# Speed, computational expenses of PCA, LASSO, elastic net

I am trying to compare computational complexity / estimation speed of three groups of methods for linear regression as distinguished in Hastie et al. “Elements of Statistical Learning” (2nd ed.), Chapter 3:

1. Subset selection
2. Shrinkage methods
3. Methods using derived input directions (PCR, PLS)

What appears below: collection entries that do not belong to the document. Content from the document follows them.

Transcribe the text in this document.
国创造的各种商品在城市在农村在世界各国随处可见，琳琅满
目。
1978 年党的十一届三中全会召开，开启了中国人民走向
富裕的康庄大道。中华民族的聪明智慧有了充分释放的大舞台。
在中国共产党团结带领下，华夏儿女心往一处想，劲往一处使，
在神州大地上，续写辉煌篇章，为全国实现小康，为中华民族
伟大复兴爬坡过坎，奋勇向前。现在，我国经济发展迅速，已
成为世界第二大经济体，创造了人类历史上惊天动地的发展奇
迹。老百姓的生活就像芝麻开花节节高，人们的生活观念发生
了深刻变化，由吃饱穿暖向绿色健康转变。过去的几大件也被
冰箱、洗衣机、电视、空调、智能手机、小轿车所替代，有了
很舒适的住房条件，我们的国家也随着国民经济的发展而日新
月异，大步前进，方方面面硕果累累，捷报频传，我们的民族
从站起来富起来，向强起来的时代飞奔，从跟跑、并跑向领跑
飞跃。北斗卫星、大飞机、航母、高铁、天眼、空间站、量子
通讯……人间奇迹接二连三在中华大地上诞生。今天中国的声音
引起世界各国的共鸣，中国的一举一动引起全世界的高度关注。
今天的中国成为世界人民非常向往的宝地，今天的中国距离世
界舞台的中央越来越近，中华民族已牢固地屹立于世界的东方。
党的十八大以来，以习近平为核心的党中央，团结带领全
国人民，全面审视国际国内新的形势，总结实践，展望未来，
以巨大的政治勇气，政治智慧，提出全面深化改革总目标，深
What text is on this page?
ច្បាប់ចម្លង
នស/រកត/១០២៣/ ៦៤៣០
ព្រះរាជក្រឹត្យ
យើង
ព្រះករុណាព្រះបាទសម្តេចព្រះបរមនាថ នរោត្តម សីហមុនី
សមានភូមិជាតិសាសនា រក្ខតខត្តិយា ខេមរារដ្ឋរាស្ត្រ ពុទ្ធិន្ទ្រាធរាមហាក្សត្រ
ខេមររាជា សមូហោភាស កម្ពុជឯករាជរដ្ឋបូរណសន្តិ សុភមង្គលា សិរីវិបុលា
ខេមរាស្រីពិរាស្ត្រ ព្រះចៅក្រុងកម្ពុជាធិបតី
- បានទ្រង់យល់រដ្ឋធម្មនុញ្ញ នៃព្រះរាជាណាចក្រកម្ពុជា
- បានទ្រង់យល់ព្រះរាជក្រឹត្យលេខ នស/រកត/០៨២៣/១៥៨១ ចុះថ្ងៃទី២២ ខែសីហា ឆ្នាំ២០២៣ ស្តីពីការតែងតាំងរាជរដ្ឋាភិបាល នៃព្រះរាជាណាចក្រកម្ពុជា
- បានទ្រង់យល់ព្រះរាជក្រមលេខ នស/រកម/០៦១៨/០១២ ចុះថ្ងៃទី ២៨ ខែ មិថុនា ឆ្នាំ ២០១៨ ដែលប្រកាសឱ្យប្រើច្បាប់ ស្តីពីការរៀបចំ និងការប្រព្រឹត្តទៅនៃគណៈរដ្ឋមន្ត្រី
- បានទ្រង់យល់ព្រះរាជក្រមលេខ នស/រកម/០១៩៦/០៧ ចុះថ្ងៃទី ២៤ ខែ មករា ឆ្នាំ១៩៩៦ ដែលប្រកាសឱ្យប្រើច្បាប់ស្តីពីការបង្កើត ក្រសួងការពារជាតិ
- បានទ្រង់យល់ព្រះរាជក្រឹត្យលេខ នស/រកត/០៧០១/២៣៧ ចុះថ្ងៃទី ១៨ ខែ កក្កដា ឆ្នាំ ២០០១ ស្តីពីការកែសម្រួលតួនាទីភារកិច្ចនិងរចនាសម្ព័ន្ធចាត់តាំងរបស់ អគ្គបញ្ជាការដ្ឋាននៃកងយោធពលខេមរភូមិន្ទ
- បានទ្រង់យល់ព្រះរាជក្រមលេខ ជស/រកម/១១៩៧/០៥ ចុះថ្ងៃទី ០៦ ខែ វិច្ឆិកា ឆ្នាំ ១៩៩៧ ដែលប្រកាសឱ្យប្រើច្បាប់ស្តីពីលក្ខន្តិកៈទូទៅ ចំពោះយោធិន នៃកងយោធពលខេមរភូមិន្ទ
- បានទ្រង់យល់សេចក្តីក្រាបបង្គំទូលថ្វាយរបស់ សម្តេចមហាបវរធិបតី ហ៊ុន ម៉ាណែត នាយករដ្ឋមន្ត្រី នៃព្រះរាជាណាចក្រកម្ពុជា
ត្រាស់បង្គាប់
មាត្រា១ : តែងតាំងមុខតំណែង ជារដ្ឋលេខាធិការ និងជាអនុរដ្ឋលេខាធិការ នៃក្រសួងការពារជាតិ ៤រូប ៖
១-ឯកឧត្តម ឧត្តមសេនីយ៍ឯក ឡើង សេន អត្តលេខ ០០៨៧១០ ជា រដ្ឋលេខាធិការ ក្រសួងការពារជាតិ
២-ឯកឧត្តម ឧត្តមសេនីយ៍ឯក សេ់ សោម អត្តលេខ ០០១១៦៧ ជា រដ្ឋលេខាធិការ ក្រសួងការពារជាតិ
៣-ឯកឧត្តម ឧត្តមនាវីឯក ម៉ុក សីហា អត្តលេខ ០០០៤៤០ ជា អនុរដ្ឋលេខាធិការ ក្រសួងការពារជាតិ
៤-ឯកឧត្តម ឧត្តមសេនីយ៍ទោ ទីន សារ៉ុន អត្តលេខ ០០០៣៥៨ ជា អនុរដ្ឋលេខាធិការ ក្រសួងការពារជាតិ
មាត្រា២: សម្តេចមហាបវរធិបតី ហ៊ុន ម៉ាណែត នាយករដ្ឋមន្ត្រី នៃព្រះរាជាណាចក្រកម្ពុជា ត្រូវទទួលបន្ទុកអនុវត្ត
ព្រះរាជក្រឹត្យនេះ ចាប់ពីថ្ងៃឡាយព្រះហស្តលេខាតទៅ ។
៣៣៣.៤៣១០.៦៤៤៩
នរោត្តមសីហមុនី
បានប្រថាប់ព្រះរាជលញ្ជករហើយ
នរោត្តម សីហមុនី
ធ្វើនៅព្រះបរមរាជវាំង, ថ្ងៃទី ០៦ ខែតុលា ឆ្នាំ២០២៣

The comparison can be very rough, just to give some idea. I gather that the answers may depend on the dimension of the problem and how that fits the computer architecture, so for a concrete example one may consider a sample size of 500 and 50 candidate regressors. I am mostly interested in motivation behind the computational complexity / estimation speed but not in how long it would take on a certain processor for the given example.

Group 1:
The complexity/speed of group 1. seems not too difficult to figure out if brute force algorithms are used (although there may be more efficient alternatives such as the “leaps and bounds” algorithm). For example, full subset selection will require $2^K$ regressions to be fit given a pool of $K$ candidate features. An OLS fit of one linear regression has the complexity of $\mathcal{O}(K^2 n)$ (as per this post) where $n$ is the sample size. Hence, the total complexity of brute-force full subset selection should be $\mathcal{O}(2^K K^2 n)$.

Group 2:
The complexity/speed of group 2. is discussed in sections 3.8 and 3.9 of the book. For example, ridge regression with a given penalty $\lambda$ has the same computational complexity as a regular regression. Since $\lambda$ needs to be found using cross validation, the computational load increases linearly in the number of data splits used in cross-validation (say, $S$). If the $\lambda$ grid has $L$ points, the total complexity of ridge regression with tuning the $\lambda$ parameter will be $\mathcal{O}(LSK^2 n)$.
There is quite some talk about LASSO in the book, but I could not find quite what I need. However, I found on p. 443 of Efron et al. “Least Angle Regression” (2004) that LASSO complexity for a given $\lambda$ is the same as the complexity of an OLS fit of linear regression if LARS method is used. Then the total complexity of LASSO with tuning the $\lambda$ parameter will be $\mathcal{O}(LSK^2 n)$. (I did not read that paper carefully, so please correct me if I got this one wrong.)
Elastic net combines ridge and LASSO; the two have the same computational complexity; hence, the complexity of elastic net should be $\mathcal{O}(ALSK^2 n)$ where $A$ is the grid size of the tuning parameter $\alpha$ that balances the weights of ridge versus LASSO.

Group 3:
I still miss any note on the complexity/speed for group 3. which consists of principal components regression (PCR) and partial least squares (PLS).